You live in me, God? You "make your home with me"? You are Immanuel, "God with us." God who dwells, tents, lives with me, IN me. Thank you, God. You honor me with your presence.

"Yes, I found it! Zank you, God," chirps my youngest son. All six and a half years of him have just scrambled up from under the table where he found a missing Lego piece. This is the second time he has burst into thanking God for something this morning. I love it, and yet his next sentence unnerves me.

"I won! Zank you, God!" His "th's" are sometimes still "Z's" and I crack a sheepish smile at that and the fact that he has just thanked God for winning an Ipad game. I am grinning and yet wondering if a conversation is due now that God has been credited for an electronic game victory. No, I'll wait to see how the future unfolds. I'd rather he be growing and seeing gratitude in the things around him than not.

The verses in Romans continue, moving into a new thought, and I write out verses in my journal, underlining and interacting with the material. Faced with the God of the Universe's statements of residence and his connected thoughts, I am forced to take stock of my responses and actions. My pen scrambles and scrawls. Question marks top sentences, and yet my response flows back into gratitude as well.

That you live in me?! Wow. The wonder of that should never cease to amaze me.

An ethereal transparent sheath of cotton seed has snagged on a yellow tufted plant in my garden box. At times out of sight, at times undulating in the breeze,  it's all I notice now. Tremors on a still plant that dance and sway in the slight wind around it. The seed senses and responds to the air around it in a way the plant is too firmly rooted to the earth to do in kind. By the cotton seed's tremors and dance, however, I can see the air's constant currents.

It reminds me of the spirit dancing in me too.


Tuesday, June 9, 2015

Peach Pits, Magic Acts, and What Will Thrill You

I saw them this week, all lined up just waiting. Five dried peach pits, riddled with crevices and cracks, laying flat on the soil awash in potential and wonder.
Photo: Christopher Bowns, Creative Commons cc license
Daniel puts them there, this sweet little towheaded blonde six and a half year old. Since learning of gardening and plants, he now saves the seeds from any fruit he loves and plants them in my houseplants. Five dried peach pits line the surface of my indoor banana plant now.

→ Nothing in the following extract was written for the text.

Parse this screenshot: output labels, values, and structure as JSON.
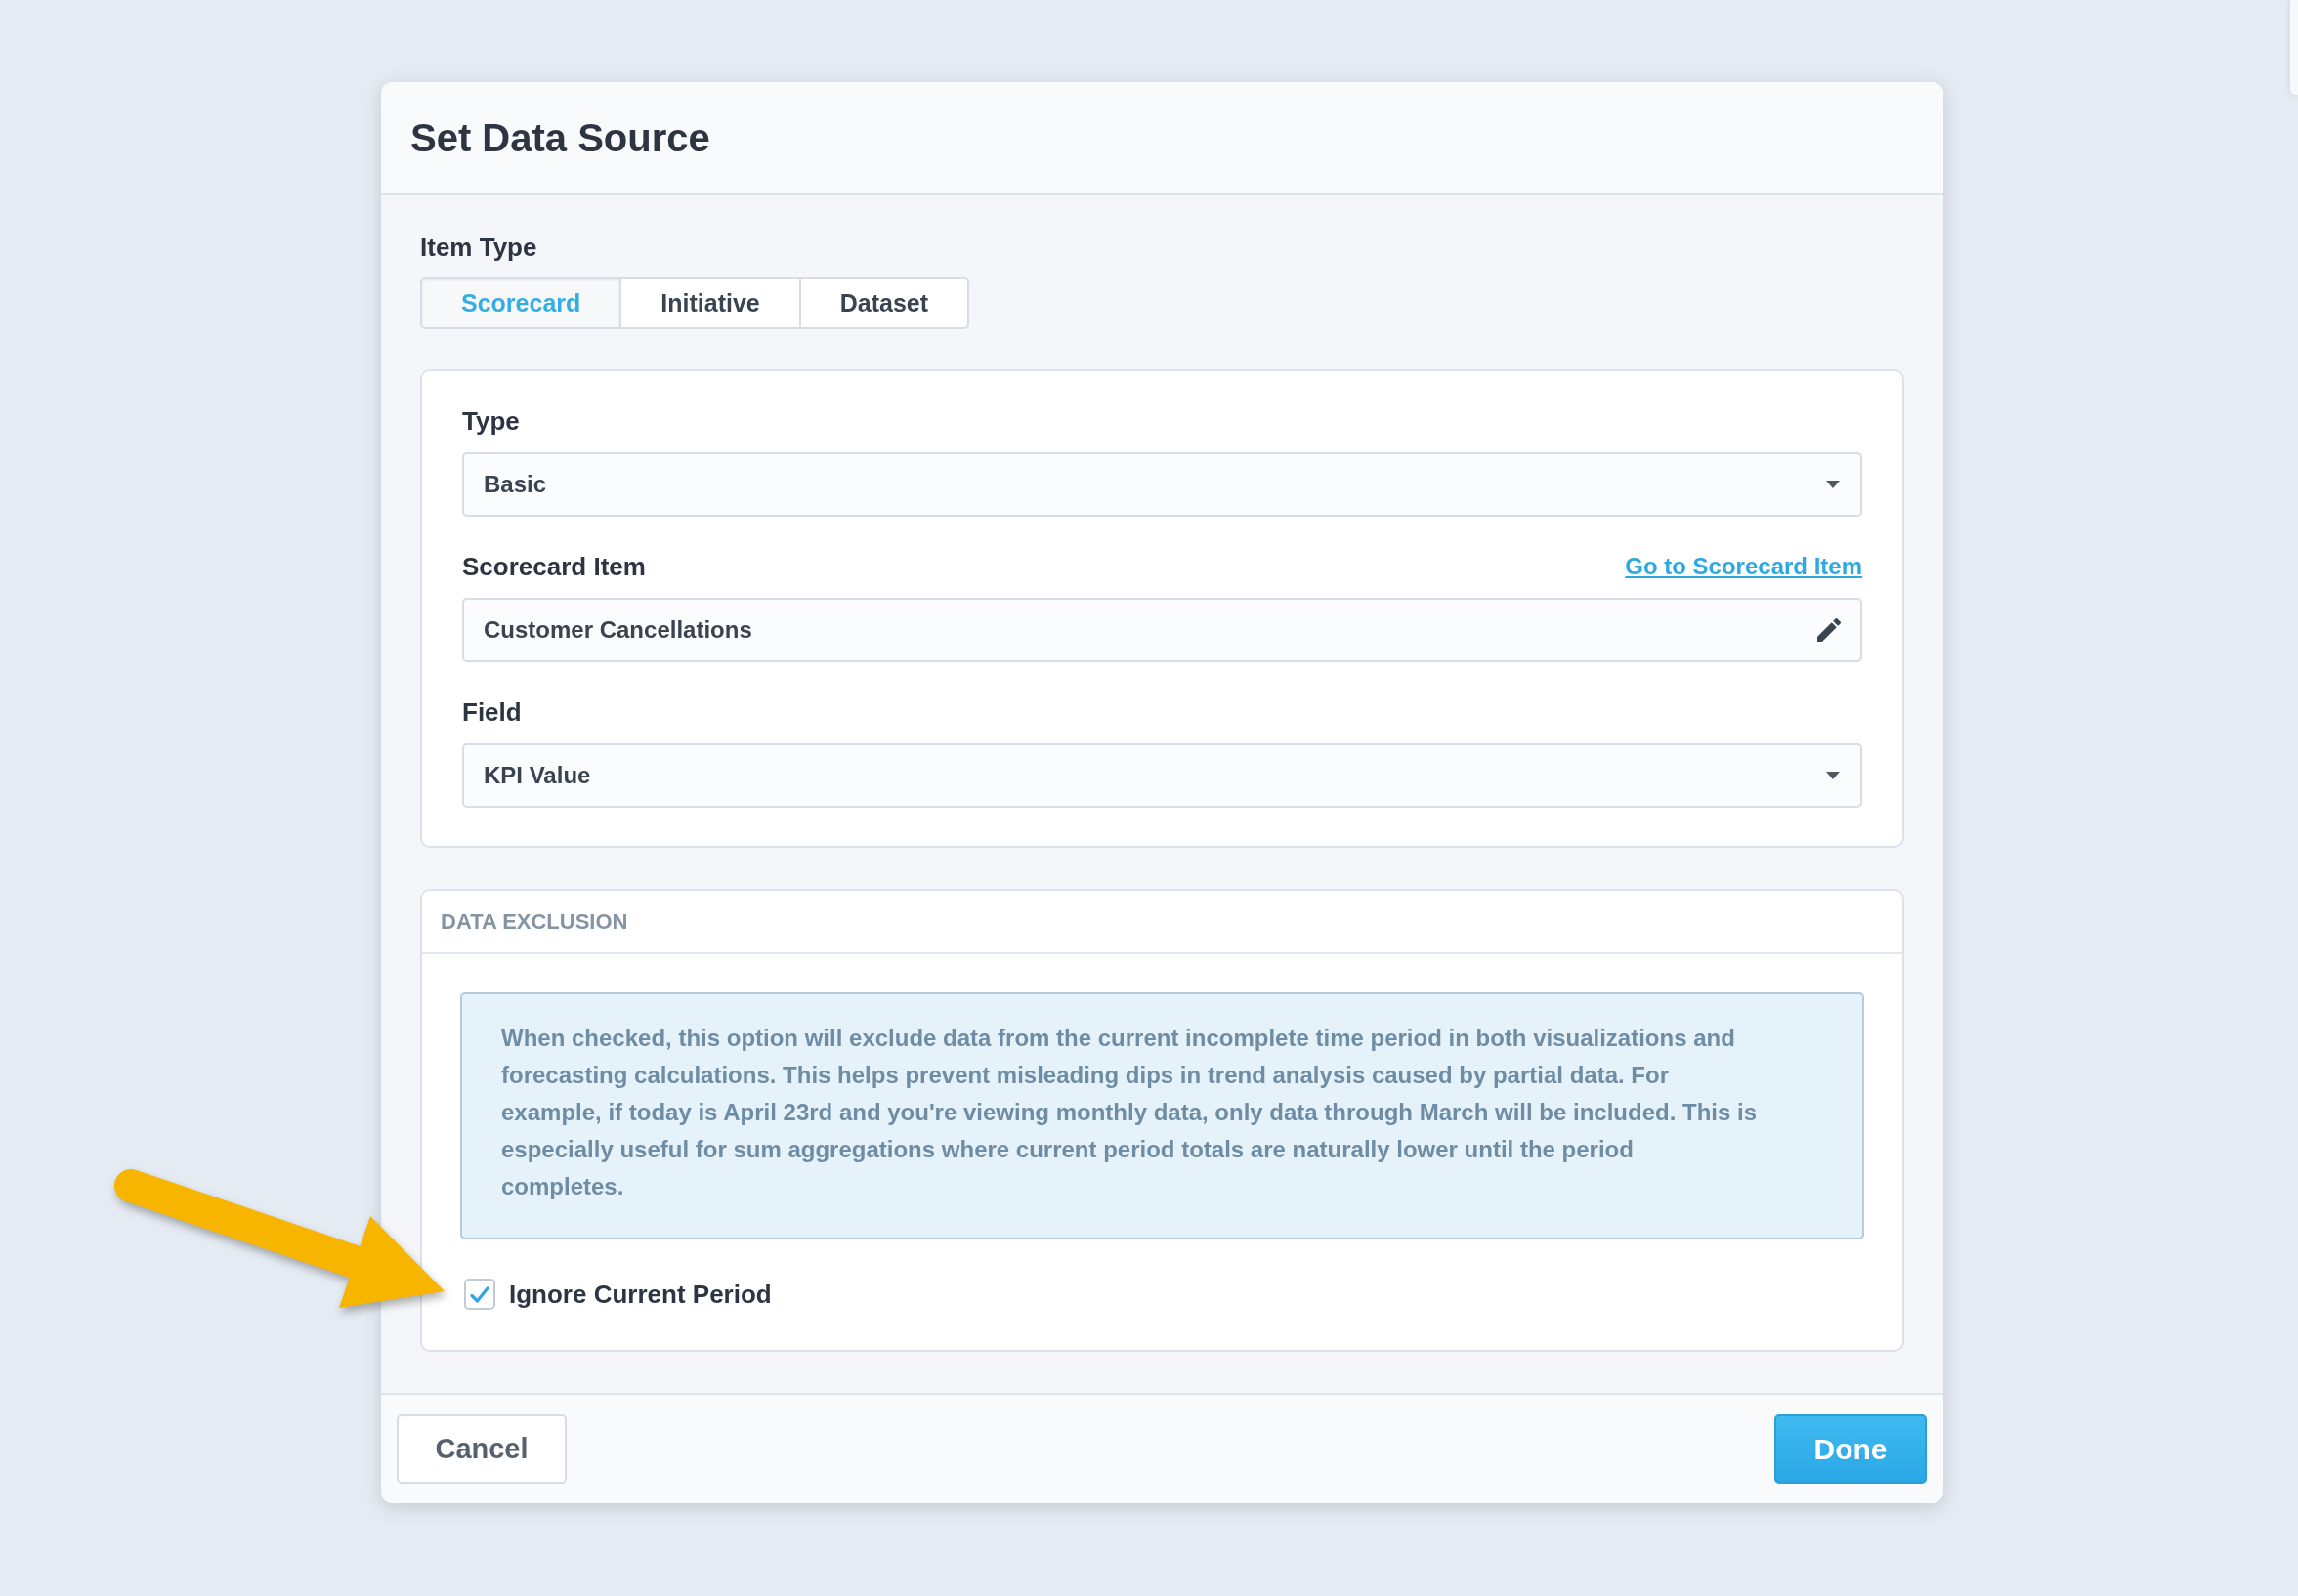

His wonder and magic float even farther, though.

My dad was here a few weeks ago, using slight-of-hand to vanish nickels in an old fashioned linen handkerchief and magically pound spice jars through my dining room table. Daniel was entranced and reached his own hands up to test behind his ears and behind Grandpa's ears too for the missing coins. And my heart caught with delight to see my son's wonder and belief. Belief that anything was possible, and that coins could indeed materialize from behind ears and spice jars from within tables.

I slipped away this morning, just me and my smooth-rolling gel pen and other writing materials, intent on this summer's writing project. In a local Caribou Coffee, I laid out my pens and notebooks, sipped hot fresh coffee, and started scratching ink across page.
Photo: Frederik Rubensson, Creative Commons cc license
I have been reading dozens of books on writing and am convinced that the process and discipline of learning from others, of showing up to do the work, and of continued learning and revising can bring magical results. And so this morning at a sunny coffee-shop table, I warmed up, stared off into space for a while, marshaling my thoughts; and then, with grace-filled expectations for myself, I scribbled word after word, lining them up. Words, sentences, and scrawled near-unintelligible pages coiled side by side in spiral binding. My hand cramped, and I stopped for a chocolate croissant before jumping into another timed session of writing.

I believe in wonder. I believe in lining up the creviced peach pits, lining up for work with the tools ready, and jumping in. I don't know what passions or hobbies or goals you have waiting for you, but I understand the demands, the delays, the distractions.

You can do this. Show up. Do the work. And the wonder and magic will float through.

Line by line, awash in excitement; peach pit by creviced peach pit.